In interviews for previous films such as Kill List and Sightseers, Wheatley has always made clear that he likes all his characters, despite the horrible things they may do, and speaks with a paternal generosity that feels entirely fitting – none of his previous films have been without pathos, without a vested interest in seeing his protagonists develop, even from bad to worse; High-Rise, to put it simply, doesn’t. It’s ironic that the one film of his that is a veritable social satire displays the least interest in breaking through any character’s archetypal shell.
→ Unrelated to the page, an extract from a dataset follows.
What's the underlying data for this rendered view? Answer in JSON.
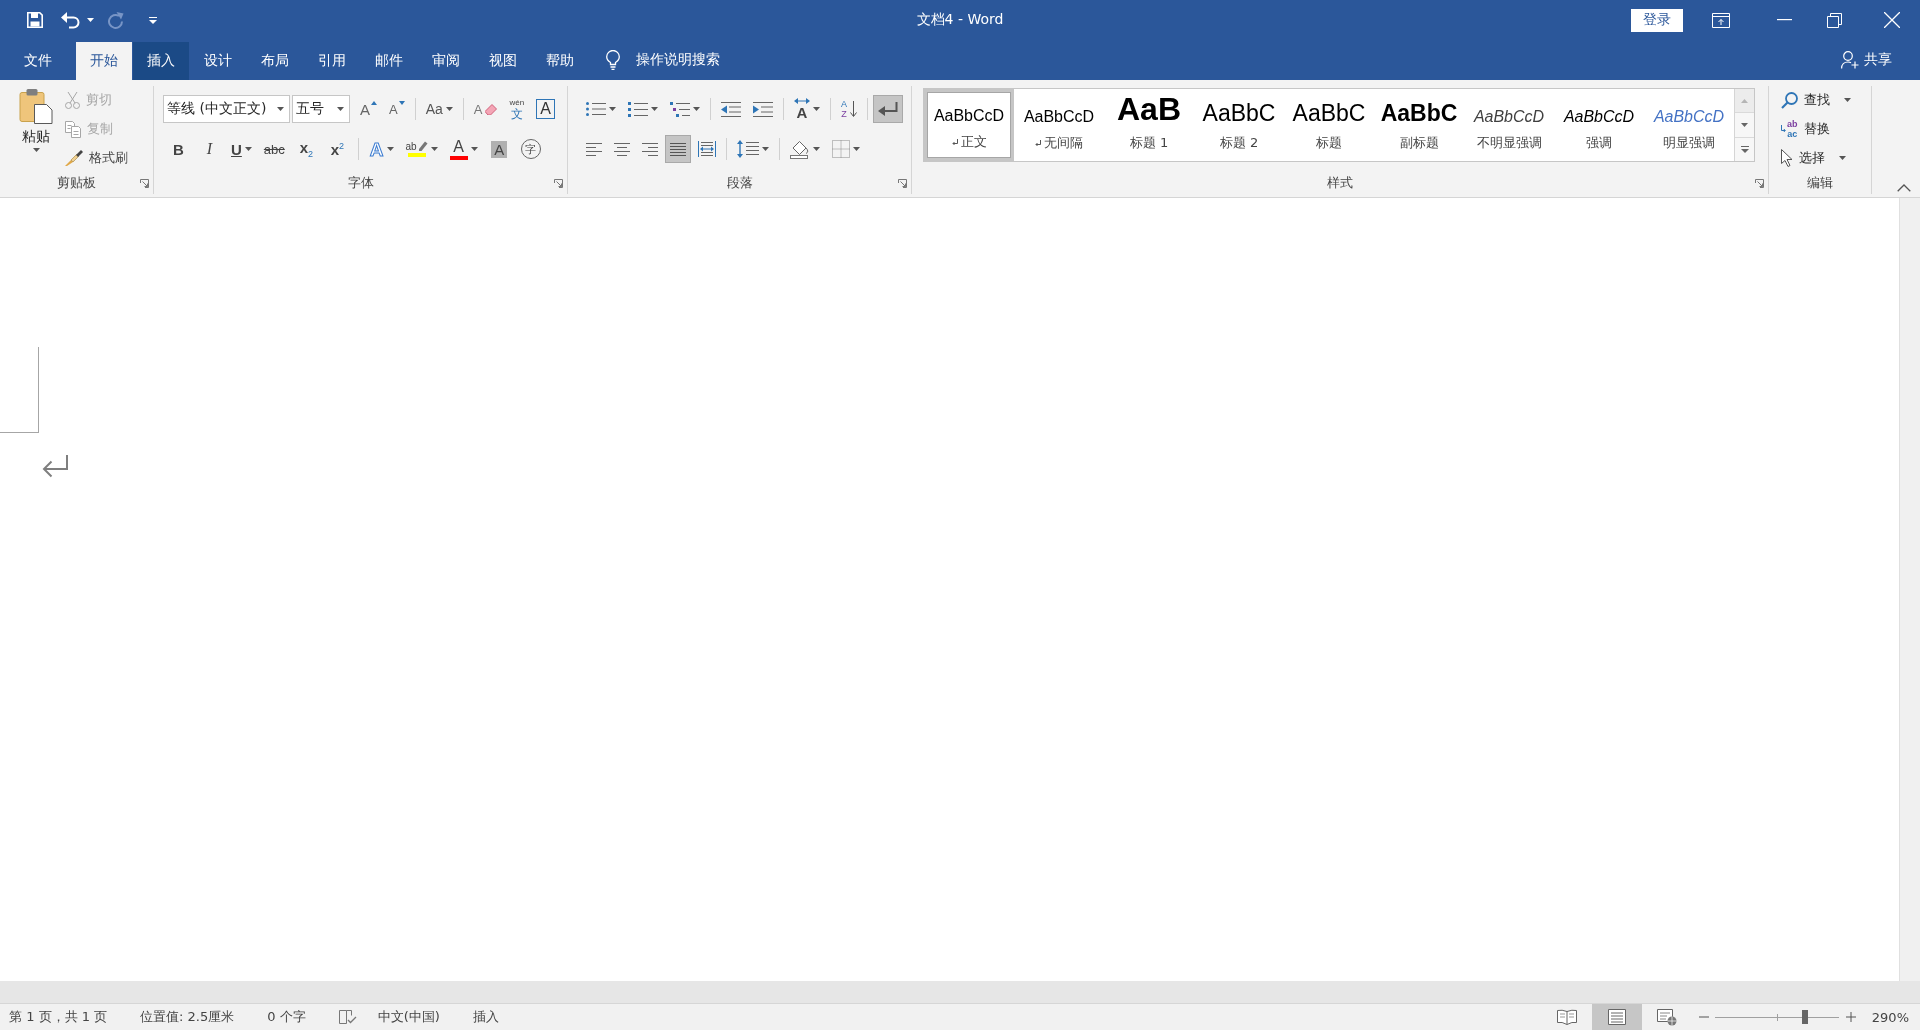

Thus, there isn’t nearly enough groundwork laid in the first act to leave much room for shock, or even surprise, when everyone starts going berserk – the loss of humanity to primal rage and survivalism can only make an impression when there was a minimum amount of humanity to lose.

Sure, High-Rise is “nasty,” but only really on a surface level – any film that involves murder, violent rape, enslavement of a pregnant woman, and the eating of a dog is going to make you shift in your seat – but the film’s alignment with protagonist Robert Laing (Tom Hiddleston)’s constant state of ironic self-detachment at it all doesn’t reinforce the cruelty of the events so much as combine with the tiresomely “stylish” presentation to permeate the film with an atmosphere of smugness.

I so, so hope that Wheatley is essentially never given this amount of money or the desire to adapt a book again – it’s clearly bad for him, and really disappointing to me.